Let $f(X)\in\mathbb{Q}[X]$ be integer-valued (i.e., $f(k)\in\mathbb{Z}$ for all $k\in\mathbb{Z}$). If $f(X)$ is of degree $n$, then $f(X)=\sum_{i=0}^n\,A_i\,\binom{X}{i}$ for some $A_0,A_1,\ldots,A_n\in\mathbb{Z}$. If the modified content $\tilde{C}(f)$ of $f$ is defined to be the gcd of all the $A_i$'s, then $\tilde{C}(f)$ is precisely the gcd of all $f(k)$ for $k\in\mathbb{Z}$.
In Andre Nicolas's first example, $X^2+X=0\binom{X}{0}+2\binom{X}{1}+2\binom{X}{2}$ so that $\gcd(0,2,2)=2$ is the gcd of all $k^2+k$ with $k\in\mathbb{Z}$. For the second one, $X^3-X=0\binom{X}{0}+0\binom{X}{1}+6\binom{x}{2}+6\binom{X}{3}$ so that $\gcd(0,0,6,6)=6$ is the gcd of all $k^3-k$ with $k\in\mathbb{Z}$.
I believe that this is also true. Let $S$ be an infinite subset of $\mathbb{Z}$ such that, for every prime $p\in\mathbb{N}$, integer $r>0$, and $j\in\left\{0,1,2,\ldots,p^r-1\right\}$, there exists $s\in S$ such that $s\equiv j\pmod{p^r}$. Then, $\tilde{C}(f)$ is also the gcd of all $f(k)$ for $k\in S$.

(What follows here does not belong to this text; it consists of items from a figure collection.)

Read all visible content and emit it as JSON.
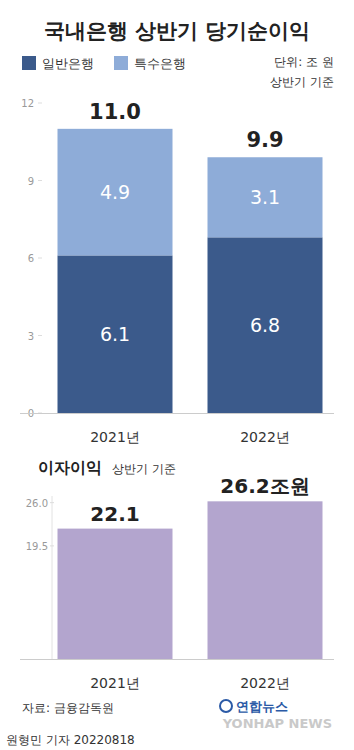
{
  "chart_data": [
    {
      "type": "bar",
      "title": "국내은행 상반기 당기순이익",
      "unit": "단위: 조 원",
      "subtitle": "상반기 기준",
      "categories": [
        "2021년",
        "2022년"
      ],
      "series": [
        {
          "name": "일반은행",
          "color": "#3b5a8b",
          "values": [
            6.1,
            6.8
          ]
        },
        {
          "name": "특수은행",
          "color": "#8eacd8",
          "values": [
            4.9,
            3.1
          ]
        }
      ],
      "totals": {
        "values": [
          11.0,
          9.9
        ],
        "value_labels": [
          "11.0",
          "9.9"
        ]
      },
      "stacked": true,
      "data_labels": true,
      "legend": "top-left",
      "grid": false,
      "ylim": [
        0,
        12
      ],
      "yticks": [
        0,
        3,
        6,
        9,
        12
      ]
    },
    {
      "type": "bar",
      "title": "이자이익",
      "subtitle": "상반기 기준",
      "categories": [
        "2021년",
        "2022년"
      ],
      "values": [
        22.1,
        26.2
      ],
      "value_labels": [
        "22.1",
        "26.2조원"
      ],
      "color": "#b3a5ce",
      "data_labels": true,
      "grid": false,
      "ylim": [
        2.5,
        27
      ],
      "yticks": [
        {
          "value": 19.5,
          "label": "19.5"
        },
        {
          "value": 26,
          "label": "26.0"
        }
      ]
    }
  ],
  "footer": {
    "source": "자료: 금융감독원",
    "logo": "연합뉴스",
    "watermark": "YONHAP NEWS",
    "byline": "원형민 기자 20220818"
  }
}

Why do I need the ridiculous requirement on $S$? First, it is clear that $S$ should be infinite for the gcd to be established for every integer-valued polynomial in $\mathbb{Q}[X]$. Then, it follows that, for any $j\in\mathbb{Z}$, $\gcd(S-j)=1$, otherwise $f(X)=X-j$ is a counterexample. This implies that $\gcd(S-S)=1$. However, this is still not enough (originally, I thought $\gcd(S-S)=1$ would be sufficient as mentioned in some of the comments below). If there exist a prime $p\in\mathbb{N}$, an integer $r>0$, and $j\in\left\{0,1,2,\ldots,p^r-1\right\}$ such that $s\not\equiv j\pmod{p^r}$ for all $s\in S$, then we may assume that $j=p^r-1$ and consider $f(X)=\binom{X}{p^r-1}$. In this case, $\tilde{C}(f)=1$ but it is easily seen by Lucas's Theorem that $p$ divides $f(k)$ for all $k\in S$. Hence, $s\equiv j\pmod{p^r}$ must have a solution $s\in S$ in order to satisfy the condition that $\tilde{C}(f)$ is the gcd of $f(k)$ for $k\in S$.